A mídia, em geral, não corrobora essas afirmações, mas acaba dando destaque demais para atores do populismo de direita. Sem olhar criticamente para o que dizem esses atores, reforça a mensagem deles pela repetição.
Se pode verificar isso bem claramente quando o nome de Moraes passa a ser alvo de manchetes em casos como os promovidos por Musk, sem que o ministro do STF tenha sido protagonista das acusações feitas pelo jornalista estadunidense Michael Shellenberger, estopim de toda a encrenca.

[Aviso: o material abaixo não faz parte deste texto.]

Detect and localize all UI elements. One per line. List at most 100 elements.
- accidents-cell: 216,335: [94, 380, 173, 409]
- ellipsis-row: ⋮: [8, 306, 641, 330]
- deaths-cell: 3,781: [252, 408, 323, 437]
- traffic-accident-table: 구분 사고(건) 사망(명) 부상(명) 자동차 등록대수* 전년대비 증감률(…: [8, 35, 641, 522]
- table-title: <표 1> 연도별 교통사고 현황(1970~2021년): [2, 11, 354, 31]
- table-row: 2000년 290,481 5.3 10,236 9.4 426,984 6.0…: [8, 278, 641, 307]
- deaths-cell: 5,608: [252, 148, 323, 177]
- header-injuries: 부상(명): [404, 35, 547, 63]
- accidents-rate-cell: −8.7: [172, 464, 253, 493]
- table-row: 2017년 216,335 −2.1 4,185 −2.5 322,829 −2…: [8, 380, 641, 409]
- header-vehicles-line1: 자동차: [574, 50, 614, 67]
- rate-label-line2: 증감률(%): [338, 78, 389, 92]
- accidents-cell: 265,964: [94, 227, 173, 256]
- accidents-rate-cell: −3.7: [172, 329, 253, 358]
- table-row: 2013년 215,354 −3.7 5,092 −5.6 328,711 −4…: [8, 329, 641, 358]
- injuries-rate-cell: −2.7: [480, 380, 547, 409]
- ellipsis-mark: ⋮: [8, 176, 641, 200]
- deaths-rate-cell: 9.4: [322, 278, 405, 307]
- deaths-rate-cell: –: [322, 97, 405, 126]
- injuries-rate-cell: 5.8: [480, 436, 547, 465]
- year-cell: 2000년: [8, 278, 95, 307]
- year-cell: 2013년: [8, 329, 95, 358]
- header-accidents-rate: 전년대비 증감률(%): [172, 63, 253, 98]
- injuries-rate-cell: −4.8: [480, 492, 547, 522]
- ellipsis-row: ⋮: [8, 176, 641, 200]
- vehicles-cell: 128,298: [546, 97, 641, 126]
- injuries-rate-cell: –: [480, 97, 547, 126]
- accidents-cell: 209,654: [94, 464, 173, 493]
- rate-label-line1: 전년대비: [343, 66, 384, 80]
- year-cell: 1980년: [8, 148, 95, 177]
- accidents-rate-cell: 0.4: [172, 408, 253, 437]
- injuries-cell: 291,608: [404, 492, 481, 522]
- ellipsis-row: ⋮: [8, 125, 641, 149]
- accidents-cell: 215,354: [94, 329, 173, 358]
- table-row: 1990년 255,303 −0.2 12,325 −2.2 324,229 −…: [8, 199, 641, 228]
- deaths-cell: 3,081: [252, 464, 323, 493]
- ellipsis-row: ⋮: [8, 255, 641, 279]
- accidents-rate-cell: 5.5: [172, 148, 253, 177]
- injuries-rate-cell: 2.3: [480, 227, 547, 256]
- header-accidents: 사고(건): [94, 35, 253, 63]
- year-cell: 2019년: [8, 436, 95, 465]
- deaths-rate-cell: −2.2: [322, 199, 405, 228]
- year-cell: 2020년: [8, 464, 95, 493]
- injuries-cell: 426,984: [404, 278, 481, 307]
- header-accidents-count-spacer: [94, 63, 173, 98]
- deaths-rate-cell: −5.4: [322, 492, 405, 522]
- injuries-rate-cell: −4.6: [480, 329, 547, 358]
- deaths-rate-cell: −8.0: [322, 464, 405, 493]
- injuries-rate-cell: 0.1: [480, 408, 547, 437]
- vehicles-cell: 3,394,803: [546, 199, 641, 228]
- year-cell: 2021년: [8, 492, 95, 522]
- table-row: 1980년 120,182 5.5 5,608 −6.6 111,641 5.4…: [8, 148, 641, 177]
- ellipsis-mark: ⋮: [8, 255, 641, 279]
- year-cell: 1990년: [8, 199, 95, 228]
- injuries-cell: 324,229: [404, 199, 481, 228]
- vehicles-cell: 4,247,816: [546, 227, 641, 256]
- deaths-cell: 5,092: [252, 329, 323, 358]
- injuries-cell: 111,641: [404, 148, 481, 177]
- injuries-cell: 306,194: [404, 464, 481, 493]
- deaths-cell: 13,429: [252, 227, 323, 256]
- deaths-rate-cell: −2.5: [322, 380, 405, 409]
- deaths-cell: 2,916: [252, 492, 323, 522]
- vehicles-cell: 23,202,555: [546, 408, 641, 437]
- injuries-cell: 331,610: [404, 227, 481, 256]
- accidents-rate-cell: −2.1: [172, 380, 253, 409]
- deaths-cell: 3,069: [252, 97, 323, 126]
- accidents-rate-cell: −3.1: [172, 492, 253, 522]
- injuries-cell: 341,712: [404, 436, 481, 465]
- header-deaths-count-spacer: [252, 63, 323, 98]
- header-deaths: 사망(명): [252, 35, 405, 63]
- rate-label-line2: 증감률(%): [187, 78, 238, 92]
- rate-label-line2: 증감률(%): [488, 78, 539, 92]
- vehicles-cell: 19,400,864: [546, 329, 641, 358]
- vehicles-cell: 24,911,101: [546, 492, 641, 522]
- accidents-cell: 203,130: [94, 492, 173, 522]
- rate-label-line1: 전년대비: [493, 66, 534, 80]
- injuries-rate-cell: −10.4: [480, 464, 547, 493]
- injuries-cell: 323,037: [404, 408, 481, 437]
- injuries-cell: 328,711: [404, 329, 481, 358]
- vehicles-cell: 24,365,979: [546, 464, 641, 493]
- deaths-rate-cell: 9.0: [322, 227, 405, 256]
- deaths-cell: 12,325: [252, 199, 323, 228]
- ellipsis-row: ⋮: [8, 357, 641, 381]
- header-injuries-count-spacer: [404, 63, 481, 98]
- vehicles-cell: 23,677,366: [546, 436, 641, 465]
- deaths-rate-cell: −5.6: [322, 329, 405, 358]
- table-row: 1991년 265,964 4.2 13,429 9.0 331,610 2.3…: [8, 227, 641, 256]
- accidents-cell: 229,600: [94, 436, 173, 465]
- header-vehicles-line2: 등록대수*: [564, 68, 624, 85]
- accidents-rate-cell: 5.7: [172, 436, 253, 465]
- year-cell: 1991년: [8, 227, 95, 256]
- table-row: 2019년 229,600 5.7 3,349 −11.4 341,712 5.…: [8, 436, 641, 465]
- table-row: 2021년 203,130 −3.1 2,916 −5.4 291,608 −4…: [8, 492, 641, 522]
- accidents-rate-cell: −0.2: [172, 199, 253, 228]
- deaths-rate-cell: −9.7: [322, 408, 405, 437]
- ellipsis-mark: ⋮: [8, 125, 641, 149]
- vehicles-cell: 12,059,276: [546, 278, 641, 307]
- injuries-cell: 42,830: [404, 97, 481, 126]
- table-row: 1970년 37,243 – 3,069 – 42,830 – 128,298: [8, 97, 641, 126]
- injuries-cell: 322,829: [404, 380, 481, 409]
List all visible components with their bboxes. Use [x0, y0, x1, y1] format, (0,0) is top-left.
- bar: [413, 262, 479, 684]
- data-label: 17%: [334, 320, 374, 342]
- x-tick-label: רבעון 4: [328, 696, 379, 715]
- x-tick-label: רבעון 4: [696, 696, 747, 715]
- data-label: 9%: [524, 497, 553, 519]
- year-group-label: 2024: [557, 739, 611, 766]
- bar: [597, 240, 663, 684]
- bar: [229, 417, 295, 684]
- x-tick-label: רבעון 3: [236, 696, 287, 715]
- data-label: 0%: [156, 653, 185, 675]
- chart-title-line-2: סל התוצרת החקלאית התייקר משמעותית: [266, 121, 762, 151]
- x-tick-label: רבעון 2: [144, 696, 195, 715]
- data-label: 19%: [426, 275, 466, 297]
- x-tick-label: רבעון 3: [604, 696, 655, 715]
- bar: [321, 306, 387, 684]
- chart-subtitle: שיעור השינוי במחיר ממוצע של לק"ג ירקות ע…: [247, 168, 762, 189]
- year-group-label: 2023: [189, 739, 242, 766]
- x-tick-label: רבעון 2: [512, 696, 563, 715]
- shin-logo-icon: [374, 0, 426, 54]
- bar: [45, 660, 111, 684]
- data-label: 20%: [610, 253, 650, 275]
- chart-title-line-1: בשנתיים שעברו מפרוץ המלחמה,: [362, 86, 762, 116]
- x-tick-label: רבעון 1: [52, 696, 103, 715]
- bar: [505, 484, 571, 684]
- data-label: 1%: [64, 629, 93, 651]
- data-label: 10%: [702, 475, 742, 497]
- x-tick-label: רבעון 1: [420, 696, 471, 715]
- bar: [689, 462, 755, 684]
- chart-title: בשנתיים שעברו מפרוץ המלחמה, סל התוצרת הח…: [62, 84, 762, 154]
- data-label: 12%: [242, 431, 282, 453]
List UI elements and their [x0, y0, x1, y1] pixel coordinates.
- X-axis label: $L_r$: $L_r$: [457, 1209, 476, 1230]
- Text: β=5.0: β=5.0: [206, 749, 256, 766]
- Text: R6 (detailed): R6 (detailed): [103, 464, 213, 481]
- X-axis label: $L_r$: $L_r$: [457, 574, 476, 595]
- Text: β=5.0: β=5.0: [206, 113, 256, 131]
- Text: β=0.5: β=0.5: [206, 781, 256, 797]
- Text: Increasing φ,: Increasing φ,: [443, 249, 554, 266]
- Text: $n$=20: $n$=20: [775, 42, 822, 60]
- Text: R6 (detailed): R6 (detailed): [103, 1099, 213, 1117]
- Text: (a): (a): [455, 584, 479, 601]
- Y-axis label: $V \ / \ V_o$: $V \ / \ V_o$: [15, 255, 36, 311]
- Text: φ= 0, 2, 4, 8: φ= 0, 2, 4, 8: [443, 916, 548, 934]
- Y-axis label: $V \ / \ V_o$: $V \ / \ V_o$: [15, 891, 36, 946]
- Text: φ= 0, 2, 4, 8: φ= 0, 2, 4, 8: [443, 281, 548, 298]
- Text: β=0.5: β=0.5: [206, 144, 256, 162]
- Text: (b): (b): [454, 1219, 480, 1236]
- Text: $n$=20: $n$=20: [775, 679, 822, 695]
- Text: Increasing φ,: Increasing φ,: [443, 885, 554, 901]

Moraes não aparece em um e-mail sequer divulgado no “Twitter Files – Brazil” como responsável pela cobrança de informações ou pedido de quebra de sigilo das contas de usuários. Bastou Musk citá-lo diretamente para que a mídia desse a amplitude que a estratégia dos populistas digitais pedia.
No final de semana, os “jornalões” Folha de São Paulo e Estado de São Paulo assumiram em editorial posicionamento contra o que chamam de censura prévia promovida por Alexandre de Moraes ao longo dos últimos anos, mesmo entendendo que houve momentos em que as medidas eram necessárias. O Globo, por sua vez, pede urgência na regulamentação contra as fake news.
Elon Musk é um ator político. Como diz Ronaldo Lemos, as instituições democráticas brasileiras precisam compreender que há um novo cenário de manipulações, onde se deve aprender o jogo antes de jogar.
Sob um aparente escândalo, amplificado, simplificado e dramatizado, determinados grupos políticos saem na frente na pré-campanha eleitoral, tendo como “guru” alguém com poder de comunicação (canais e infraestrutura) suficiente para colocar cascas de banana nas esquinas que achar mais estratégicas.
Não fará diferença, aliás, a verba de publicidade para o ex-Twitter cancelada pelo Governo Federal em face do discurso de Musk. Mais uma medida que poderia ser tomada em silêncio estratégico para não reverberar como retaliação no bate-boca que tomou conta da agenda de debates no Brasil.
No radar
- Segundo a Associação Brasileira de Jornalismo Investigativo, a Abraji, cerca de 10% dos processos que tratam de liberdade de expressão e tramitam no Brasil configuram assédio judicial contra jornalistas. Os casos são reconhecidos pela área jurídica da entidade como sistemáticos. Dois terços deles ocorreram depois da posse do ex-presidente Jair Bolsonaro.
- Uma nova resolução estabelecendo prioridade absoluta em garantir direitos de crianças e adolescentes no ambiente digital foi aprovada pelo Conselho Nacional dos Direitos da Criança e do Adolescente, o Conanda. Liberdade de expressão, direito à privacidade, proteção de dados e responsabilidade das empresas que oferecem tecnologia e conexão digital estão no texto. O conselho propõe também uma política nacional para consolidar as ações apontadas como necessárias.
- Em todo o mundo, os verificadores de fato vêm enfrentando assédio, ameaças e têm sofrido com cortes orçamentários de organizações que prestam esse tipo de serviço, incluindo as plataformas de mídias sociais. É um dado preocupante porque, neste ano, dezenas de países passam por processos eleitorais e estão sujeitos a campanhas de desinformação política.